Several gunmen opened fire at a popular concert venue on the outskirts of Moscow on Friday, killing at least 40 people and wounding more than 100, Russia’s top security agency said, according to state news agencies.
More than a third of the building, which hosts one of the largest and most popular concert halls in Moscow, was on fire on Friday night, according to Tass, as emergency services tried to rescue people from its roof.
Three helicopters were dispatched to the scene, the agency reported. An explosion was reported at 9:32 p.m. local time, and RIA Novosti reported that the fire had intensified. The roof near the stage was collapsing at around 10 p.m. local time, RIA Novosti reported.
There was no report of who might be responsible for the attack, but state media agencies reported that there were up to five perpetrators. Russia’s Investigative Committee, the country’s equivalent to the F.B.I., said it had opened a criminal case into a terrorist act and dispatched its investigators to the scene.
Emergency services said more than 100 people had already been evacuated from the building.
Videos verified by The New York Times show multiple people holding guns entering Crocus City Hall, a shopping mall and concert venue in Krasnogorsk, a suburb on the northwestern outskirts of Moscow. The videos show people wounded on the ground.
In videos filmed inside the concert hall, audience members awaiting a performance by the veteran rock band Piknik are heard screaming, and there are repeated gunshots from outside of the hall. Other videos filmed from a highway outside of the building show parts of it on fire producing heavy smoke.
The Russian news agency TASS said eyewitnesses had reported “killed and wounded” at the venue, Crocus City Hall, without specifying a number. Some news organizations said on social media that dozens had been wounded and more than 40 were dead, but those figures were not immediately confirmed by the Russian authorities.
“At least three people in camouflage burst into the ground floor of Crocus City Hall and opened fire with automatic weapons,” a correspondent for another state news agency, RIA Novosti, reported from the scene. “There are definitely wounded.”
RIA Novosti said that a special police unit was working inside the building alongside firefighters. Images posted to social media from the scene showed bodies laid on the ground outside the venue.

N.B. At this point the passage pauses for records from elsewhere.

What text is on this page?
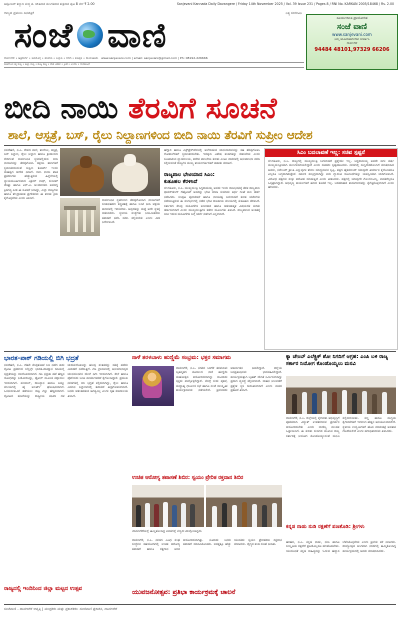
ಅಕ್ಟೋಬರ್ ಕಲ್ಯಾಣ ಶುದ್ಧ ಪ. ಚೌತಿವಾರ ಮಂಗಳವಾರ ಶುಕ್ರವಾರ ಪುಟ 8 ಬೆಲೆ ₹ 2.00	Sanjevani Kannada Daily Davangere / Friday 14th November 2025 / Vol. 39 Issue 231 / Pages 8 / RNI No. KARKAN 2005/18468 / Rs. 2.00
ರಾಜ್ಯದ ಪ್ರಮುಖ ದಿನಪತ್ರಿಕೆ	ನಿತ್ಯ ಸಂಜೀವಿನಿ
ಸಂಜೆ ವಾಣಿ
ದಾವಣಗೆರೆ • ಚಿತ್ರದುರ್ಗ • ಶಿವಮೊಗ್ಗ • ಹಾವೇರಿ • ಬಳ್ಳಾರಿ • ಗದಗ • ಕೊಪ್ಪಳ • ರಾಯಚೂರು www.sanjevani.com | email: sanjevani@gmail.com | Ph: 08192-226666
ಸೂರ್ಯಕಾಂತಿ ಪ್ರಾಯೋಜಿತ
ಸಂಜೆ ವಾಣಿ
www.sanjevani.com
ನಿಮ್ಮ ಜಾಹೀರಾತುಗಳಿಗಾಗಿ ಸಂಪರ್ಕಿಸಿ
ದಾವಣಗೆರೆ
94484 48101,97329 66206
ಸಂಜೆವಾಣಿ ನಿತ್ಯ ಸುದ್ದಿ • ಜಿಲ್ಲಾ ಸುದ್ದಿ • ರಾಜ್ಯ ಸುದ್ದಿ • ದೇಶ ವಿದೇಶ • ಕ್ರೀಡೆ • ಸಿನಿಮಾ • ಮನರಂಜನೆ
ಬೀದಿ ನಾಯಿ ತೆರವಿಗೆ ಸೂಚನೆ
ಶಾಲೆ, ಆಸ್ಪತ್ರೆ, ಬಸ್, ರೈಲು ನಿಲ್ದಾಣಗಳಿಂದ ಬೀದಿ ನಾಯಿ ತೆರವಿಗೆ ಸುಪ್ರೀಂ ಆದೇಶ
ನವದೆಹಲಿ, ನ.೭- ದೇಶದ ಶಾಲೆ, ಕಾಲೇಜು, ಆಸ್ಪತ್ರೆ, ಬಸ್ ನಿಲ್ದಾಣ, ರೈಲು ನಿಲ್ದಾಣ ಹಾಗೂ ಕ್ರೀಡಾಂಗಣ ಸೇರಿದಂತೆ ಸಾರ್ವಜನಿಕ ಸ್ಥಳಗಳಲ್ಲಿರುವ ಬೀದಿ ನಾಯಿಗಳನ್ನು ತೆರವುಗೊಳಿಸಿ ಆಶ್ರಯ ತಾಣಗಳಿಗೆ ಸ್ಥಳಾಂತರಿಸುವಂತೆ ಸುಪ್ರೀಂ ಕೋರ್ಟ್ ಇಂದು ಮಹತ್ವದ ಆದೇಶ ನೀಡಿದೆ. ಬೀದಿ ನಾಯಿ ಕಡಿತ ಪ್ರಕರಣಗಳು ಹೆಚ್ಚುತ್ತಿರುವ ಹಿನ್ನೆಲೆಯಲ್ಲಿ ನ್ಯಾಯಮೂರ್ತಿಗಳಾದ ವಿಕ್ರಮ್ ನಾಥ್, ಸಂದೀಪ್ ಮೆಹ್ತಾ ಹಾಗೂ ಎನ್.ವಿ. ಅಂಜಾರಿಯಾ ಅವರಿದ್ದ ತ್ರಿಸದಸ್ಯ ಪೀಠ ಈ ಸೂಚನೆ ನೀಡಿದ್ದು, ಎಲ್ಲಾ ರಾಜ್ಯಗಳು ಹಾಗೂ ಕೇಂದ್ರಾಡಳಿತ ಪ್ರದೇಶಗಳು ಈ ಕುರಿತು ಕ್ರಮ ಕೈಗೊಳ್ಳಬೇಕು ಎಂದು ತಿಳಿಸಿದೆ.	ಸಾರ್ವಜನಿಕ ಸ್ಥಳಗಳಿಂದ ತೆರವುಗೊಳಿಸಿದ ನಾಯಿಗಳಿಗೆ ಸಂತಾನಹರಣ ಶಸ್ತ್ರಚಿಕಿತ್ಸೆ ಹಾಗೂ ಲಸಿಕೆ ನೀಡಿ ಆಶ್ರಯ ತಾಣಗಳಲ್ಲಿ ಇರಿಸಬೇಕು. ಅವುಗಳನ್ನು ಮತ್ತೆ ಅದೇ ಸ್ಥಳಕ್ಕೆ ಬಿಡಬಾರದು. ಸ್ಥಳೀಯ ಸಂಸ್ಥೆಗಳು ನಿಯಮಿತವಾಗಿ ತಪಾಸಣೆ ನಡೆಸಿ ವರದಿ ಸಲ್ಲಿಸಬೇಕು ಎಂದು ಪೀಠ ನಿರ್ದೇಶಿಸಿದೆ.
ಹೆದ್ದಾರಿ ಹಾಗೂ ಎಕ್ಸ್‌ಪ್ರೆಸ್‌ವೇಗಳಲ್ಲಿ ಅಲೆದಾಡುವ ಜಾನುವಾರುಗಳನ್ನು ಸಹ ತೆರವುಗೊಳಿಸಿ ಗೋಶಾಲೆಗಳಿಗೆ ಸ್ಥಳಾಂತರಿಸಬೇಕು. ಇದಕ್ಕಾಗಿ ವಿಶೇಷ ತಂಡಗಳನ್ನು ರಚಿಸಬೇಕು ಎಂದು ಸೂಚಿಸಿರುವ ನ್ಯಾಯಾಲಯ, ಆದೇಶ ಪಾಲನೆಯ ಕುರಿತು ಎಂಟು ವಾರಗಳಲ್ಲಿ ಅನುಪಾಲನಾ ವರದಿ ಸಲ್ಲಿಸುವಂತೆ ರಾಜ್ಯಗಳ ಮುಖ್ಯ ಕಾರ್ಯದರ್ಶಿಗಳಿಗೆ ತಾಕೀತು ಮಾಡಿದೆ.
ರಾಜ್ಯಪಾಲ ಭೇಟಿಯಾದ ಸಿಎಂ:
ಕುತೂಹಲ ಕೆರಳಿಸಿದೆ
ಬೆಂಗಳೂರು, ನ.೭- ಮುಖ್ಯಮಂತ್ರಿ ಸಿದ್ದರಾಮಯ್ಯ ಅವರು ಇಂದು ರಾಜಭವನಕ್ಕೆ ತೆರಳಿ ರಾಜ್ಯಪಾಲ ಥಾವರ್‌ಚಂದ್ ಗೆಹ್ಲೋಟ್ ಅವರನ್ನು ಭೇಟಿ ಮಾಡಿ ಸುಮಾರು ಅರ್ಧ ಗಂಟೆ ಕಾಲ ಚರ್ಚೆ ನಡೆಸಿದರು. ಸಂಪುಟ ಪುನಾರಚನೆ ಹಾಗೂ ನಾಯಕತ್ವ ಬದಲಾವಣೆ ಕುರಿತ ಚರ್ಚೆಗಳು ನಡೆಯುತ್ತಿರುವ ಈ ಸಂದರ್ಭದಲ್ಲಿ ನಡೆದ ಭೇಟಿ ರಾಜಕೀಯ ವಲಯದಲ್ಲಿ ಕುತೂಹಲ ಕೆರಳಿಸಿದೆ. ಸರ್ಕಾರದ ಕೆಲವು ಮಸೂದೆಗಳ ಅಂಗೀಕಾರ ಹಾಗೂ ಆಡಳಿತಾತ್ಮಕ ವಿಷಯಗಳ ಕುರಿತು ಚರ್ಚಿಸಲಾಗಿದೆ ಎಂದು ಮುಖ್ಯಮಂತ್ರಿಗಳ ಕಚೇರಿ ಮೂಲಗಳು ತಿಳಿಸಿವೆ. ರಾಜ್ಯಪಾಲರ ಅಂಕಿತಕ್ಕೆ ಬಾಕಿ ಇರುವ ಮಸೂದೆಗಳ ಬಗ್ಗೆ ಚರ್ಚೆ ನಡೆದಿದೆ ಎನ್ನಲಾಗಿದೆ.
ಸಿಎಂ ಬದಲಾವಣೆ ಇಲ್ಲ: ಸಚಿವ ಸ್ಪಷ್ಟನೆ
ಬೆಂಗಳೂರು, ನ.೭- ರಾಜ್ಯದಲ್ಲಿ ಮುಖ್ಯಮಂತ್ರಿ ಬದಲಾವಣೆ ಪ್ರಶ್ನೆಯೇ ಇಲ್ಲ. ಸಿದ್ದರಾಮಯ್ಯ ಅವರೇ ಐದು ವರ್ಷ ಮುಖ್ಯಮಂತ್ರಿಯಾಗಿ ಮುಂದುವರಿಯಲಿದ್ದಾರೆ ಎಂದು ಸಚಿವರು ಸ್ಪಷ್ಟಪಡಿಸಿದರು. ನಗರದಲ್ಲಿ ಸುದ್ದಿಗಾರರೊಂದಿಗೆ ಮಾತನಾಡಿದ ಅವರು, ನವೆಂಬರ್ ಕ್ರಾಂತಿ ಎನ್ನುವುದು ಕೇವಲ ಮಾಧ್ಯಮಗಳ ಸೃಷ್ಟಿ. ಪಕ್ಷದ ಹೈಕಮಾಂಡ್ ಯಾವುದೇ ತೀರ್ಮಾನ ಕೈಗೊಂಡರೂ ಎಲ್ಲರೂ ಬದ್ಧರಾಗಿರುತ್ತೇವೆ. ಸರ್ಕಾರ ಸುಭದ್ರವಾಗಿದ್ದು ಐದು ಗ್ಯಾರಂಟಿ ಯೋಜನೆಗಳನ್ನು ಯಶಸ್ವಿಯಾಗಿ ಜಾರಿಗೊಳಿಸಿದೆ. ವಿರೋಧ ಪಕ್ಷಗಳು ಸುಳ್ಳು ಆರೋಪ ಮಾಡುತ್ತಿವೆ ಎಂದು ಟೀಕಿಸಿದರು. ಪಕ್ಷದಲ್ಲಿ ಯಾವುದೇ ಗೊಂದಲವಿಲ್ಲ, ಶಾಸಕರೆಲ್ಲರೂ ಒಗ್ಗಟ್ಟಾಗಿದ್ದಾರೆ. ಅಭಿವೃದ್ಧಿ ಕಾರ್ಯಗಳಿಗೆ ಹಣದ ಕೊರತೆ ಇಲ್ಲ. ಬರಪರಿಹಾರ ಕಾಮಗಾರಿಗಳನ್ನು ಕೈಗೆತ್ತಿಕೊಳ್ಳಲಾಗಿದೆ ಎಂದು ಹೇಳಿದರು.
ಭಾರತ-ಪಾಕ್ ಗಡಿಯಲ್ಲಿ ಬಿಗಿ ಭದ್ರತೆ
ನವದೆಹಲಿ, ನ.೭- ದೆಹಲಿ ಕೆಂಪುಕೋಟೆ ಬಳಿ ನಡೆದ ಕಾರು ಸ್ಫೋಟ ಪ್ರಕರಣದ ಬೆನ್ನಲ್ಲೇ ಭಾರತ-ಪಾಕಿಸ್ತಾನ ಗಡಿಯಲ್ಲಿ ಭದ್ರತೆಯನ್ನು ಬಿಗಿಗೊಳಿಸಲಾಗಿದೆ. ಗಡಿ ಭದ್ರತಾ ಪಡೆ ಹೆಚ್ಚಿನ ಯೋಧರನ್ನು ನಿಯೋಜಿಸಿದ್ದು, ಡ್ರೋನ್ ಮೂಲಕ ಕಣ್ಗಾವಲು ಇರಿಸಲಾಗಿದೆ. ಪಂಜಾಬ್, ರಾಜಸ್ಥಾನ ಹಾಗೂ ಜಮ್ಮು ವಲಯದಲ್ಲಿ ಹೈ ಅಲರ್ಟ್ ಘೋಷಿಸಲಾಗಿದೆ. ಒಳನುಸುಳುವಿಕೆ ತಡೆಯಲು ರಾತ್ರಿ ಗಸ್ತು ಹೆಚ್ಚಿಸಲಾಗಿದೆ. ಸ್ಫೋಟದ ತನಿಖೆಯನ್ನು ರಾಷ್ಟ್ರೀಯ ತನಿಖಾ ದಳ ಚುರುಕುಗೊಳಿಸಿದ್ದು ಹಲವು ಶಂಕಿತರನ್ನು ವಶಕ್ಕೆ ಪಡೆದು ವಿಚಾರಣೆ ನಡೆಸುತ್ತಿದೆ. ಗಡಿ ಗ್ರಾಮಗಳಲ್ಲಿ ಅನುಮಾನಾಸ್ಪದ ಚಲನವಲನಗಳ ಮೇಲೆ ನಿಗಾ ಇರಿಸಲಾಗಿದೆ. ಸೇನೆ ಹಾಗೂ ಪೊಲೀಸರು ಜಂಟಿ ಕಾರ್ಯಾಚರಣೆ ಕೈಗೊಂಡಿದ್ದಾರೆ. ಪ್ರಮುಖ ನಗರಗಳಲ್ಲಿ ಬಿಗಿ ಭದ್ರತೆ ಕಲ್ಪಿಸಲಾಗಿದ್ದು, ರೈಲು ಹಾಗೂ ವಿಮಾನ ನಿಲ್ದಾಣಗಳಲ್ಲಿ ತಪಾಸಣೆ ತೀವ್ರಗೊಳಿಸಲಾಗಿದೆ. ಜನರು ಆತಂಕಪಡುವ ಅಗತ್ಯವಿಲ್ಲ ಎಂದು ಗೃಹ ಸಚಿವಾಲಯ ತಿಳಿಸಿದೆ.
ರಾಜ್ಯದಲ್ಲಿ ಇಂದಿನಿಂದ ಜಿಲ್ಲಾ ಮಟ್ಟದ ಉತ್ಸವ
ನಾಳೆ ತರಳಬಾಳು ಹುಣ್ಣಿಮೆ ಸಂಭ್ರಮ: ಭಕ್ತರ ಸಮಾಗಮ
ದಾವಣಗೆರೆ, ನ.೭- ನಗರದ ಸಿರಿಗೆರೆ ತರಳಬಾಳು ಬೃಹನ್ಮಠದ ವತಿಯಿಂದ ನಾಳೆ ಹುಣ್ಣಿಮೆ ಮಹೋತ್ಸವ ಆಯೋಜಿಸಲಾಗಿದ್ದು ಸಾವಿರಾರು ಭಕ್ತರು ಪಾಲ್ಗೊಳ್ಳಲಿದ್ದಾರೆ. ಬೆಳಿಗ್ಗೆ ಗುರು ಪೂಜೆ, ಮಧ್ಯಾಹ್ನ ಧಾರ್ಮಿಕ ಸಭೆ ಹಾಗೂ ಸಂಜೆ ಸಾಂಸ್ಕೃತಿಕ ಕಾರ್ಯಕ್ರಮಗಳು ನಡೆಯಲಿವೆ. ಶ್ರೀಗಳವರು ಆಶೀರ್ವಚನ ನೀಡಲಿದ್ದಾರೆ. ಜಿಲ್ಲೆಯ ಜನಪ್ರತಿನಿಧಿಗಳು ಭಾಗವಹಿಸಲಿದ್ದಾರೆ. ಕಾರ್ಯಕ್ರಮಕ್ಕಾಗಿ ಬೃಹತ್ ವೇದಿಕೆ ನಿರ್ಮಿಸಲಾಗಿದ್ದು ಪ್ರಸಾದ ವ್ಯವಸ್ಥೆ ಕಲ್ಪಿಸಲಾಗಿದೆ. ವಾಹನ ನಿಲುಗಡೆಗೆ ಪ್ರತ್ಯೇಕ ಸ್ಥಳ ಗುರುತಿಸಲಾಗಿದೆ ಎಂದು ಮಠದ ಪ್ರಕಟಣೆ ತಿಳಿಸಿದೆ.
ಕ್ಯಾ ಚೇಂಬ್ ಎಲೆಕ್ಟ್ರಿಕ್ ಶೋ ನಿಗದಿಗೆ ಆಗ್ರಹ: ಎಂಪಿ ಬಳಿ ರಾಜ್ಯ ಸರ್ಕಾರ ನಿಯೋಗ ಕೊಂಡೊಯ್ಯಲು ಮನವಿ
ದಾವಣಗೆರೆ, ನ.೭- ಜಿಲ್ಲೆಯಲ್ಲಿ ಕೈಗಾರಿಕಾ ಅಭಿವೃದ್ಧಿಗೆ ಪೂರಕವಾಗಿ ವಿದ್ಯುತ್ ಉಪಕರಣಗಳ ಪ್ರದರ್ಶನ ಆಯೋಜಿಸಬೇಕು ಎಂದು ವಾಣಿಜ್ಯ ಮಂಡಳಿ ಒತ್ತಾಯಿಸಿದೆ. ಈ ಕುರಿತು ಸಂಸದರ ಮೂಲಕ ರಾಜ್ಯ ಸರ್ಕಾರಕ್ಕೆ ನಿಯೋಗ ಕೊಂಡೊಯ್ಯುವಂತೆ ಮನವಿ ಸಲ್ಲಿಸಲಾಯಿತು. ಸಣ್ಣ ಹಾಗೂ ಮಧ್ಯಮ ಕೈಗಾರಿಕೆಗಳಿಗೆ ಇದರಿಂದ ಹೆಚ್ಚಿನ ಅನುಕೂಲವಾಗಲಿದೆ. ಸ್ಥಳೀಯ ಉದ್ಯಮಿಗಳಿಗೆ ಹೊಸ ಮಾರುಕಟ್ಟೆ ಅವಕಾಶ ದೊರೆಯಲಿದೆ ಎಂದು ಪದಾಧಿಕಾರಿಗಳು ತಿಳಿಸಿದರು.
ಕನ್ನಡ ನಾಡು ನುಡಿ ರಕ್ಷಣೆಗೆ ಪಣತೊಡಿ: ಶ್ರೀಗಳು
ಹರಿಹರ, ನ.೭- ಕನ್ನಡ ನಾಡು, ನುಡಿ ಹಾಗೂ ಸಂಸ್ಕೃತಿಯ ರಕ್ಷಣೆಗೆ ಪ್ರತಿಯೊಬ್ಬರೂ ಪಣತೊಡಬೇಕು. ಯುವಜನತೆ ಕನ್ನಡ ಸಾಹಿತ್ಯವನ್ನು ಓದುವ ಹವ್ಯಾಸ ಬೆಳೆಸಿಕೊಳ್ಳಬೇಕು ಎಂದು ಶ್ರೀಗಳು ಕರೆ ನೀಡಿದರು. ರಾಜ್ಯೋತ್ಸವ ಅಂಗವಾಗಿ ನಗರದಲ್ಲಿ ಹಮ್ಮಿಕೊಂಡಿದ್ದ ಕಾರ್ಯಕ್ರಮದಲ್ಲಿ ಅವರು ಮಾತನಾಡಿದರು.
ಉಚಿತ ಆರೋಗ್ಯ ತಪಾಸಣೆ ಶಿಬಿರ: ಸ್ವಯಂ ಪ್ರೇರಿತ ರಕ್ತದಾನ ಶಿಬಿರ
ದಾವಣಗೆರೆಯಲ್ಲಿ ಹಮ್ಮಿಕೊಂಡಿದ್ದ ಶಿಬಿರದಲ್ಲಿ ಗಣ್ಯರು ಪಾಲ್ಗೊಂಡಿದ್ದರು.
ದಾವಣಗೆರೆ, ನ.೭- ನಗರದ ವಿವಿಧ ಸಂಘ ಸಂಸ್ಥೆಗಳ ಸಹಯೋಗದಲ್ಲಿ ಉಚಿತ ಆರೋಗ್ಯ ತಪಾಸಣೆ ಹಾಗೂ ರಕ್ತದಾನ ಶಿಬಿರ ಆಯೋಜಿಸಲಾಗಿತ್ತು. ನೂರಾರು ಜನರು ತಪಾಸಣೆ ಮಾಡಿಸಿಕೊಂಡರು. ಐವತ್ತಕ್ಕೂ ಹೆಚ್ಚು ಯುವಕರು ಸ್ವಯಂ ಪ್ರೇರಿತರಾಗಿ ರಕ್ತದಾನ ಮಾಡಿದರು. ವೈದ್ಯರ ತಂಡ ಸಲಹೆ ನೀಡಿತು.
ಯುವಜನೋತ್ಸವ: ಪ್ರತಿಭಾ ಕಾರ್ಯಕ್ರಮಕ್ಕೆ ಚಾಲನೆ
ಸಂಜೆವಾಣಿ - ದಾವಣಗೆರೆ ಆವೃತ್ತಿ | ಮುದ್ರಕರು ಮತ್ತು ಪ್ರಕಾಶಕರು: ಸಂಜೆವಾಣಿ ಪ್ರಕಾಶನ, ದಾವಣಗೆರೆ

Moscow’s mayor, Sergei S. Sobyanin, said that multiple people had been killed and called it a “terrible tragedy.” He said all large events planned for the weekend would be canceled. In St. Petersburg, more than 400 miles from Moscow, shopping centers were also being evacuated, according to the independent outlet Bumaga.
Shootings are rare in Russia, a country where the state tightly regulates the possession of firearms. One of the deadliest ones occurred in 2022, when a gunman killed 18 people and wounded 23 others in a school in the town of Izhevsk.
On March 7, the U.S. Embassy in Moscow issued a security alert warning that its personnel were “monitoring reports that extremists have imminent plans to target large gatherings in Moscow, to include concerts.” The statement warned U.S. citizens that an attack could take place in the next 48 hours.
Pro-Kremlin voices seized on the U.S. Embassy’s warning to paint America as trying to scare Russians. On March 19, President Vladimir V. Putin called the statement “obvious blackmail” made with “the intention to intimidate and destabilize our society.”
The attack came the same day as 165 missiles and drones attacked Ukraine, constituting what U.S. Ambassador to Ukraine Bridget Brink said was “the largest attack against Ukraine’s energy grid since the start of Russia’s war.”
But there was no immediate indication of any Ukrainian involvement in the Moscow attack, or of the identity of the assailants.
White House National Security Communications Advisor John Kirby said that there was “No indication at this time that Ukraine, or Ukrainians were involved in the shooting.” In comments to reporters, he said “I would disabuse you at this early hour of any connection to Ukraine.”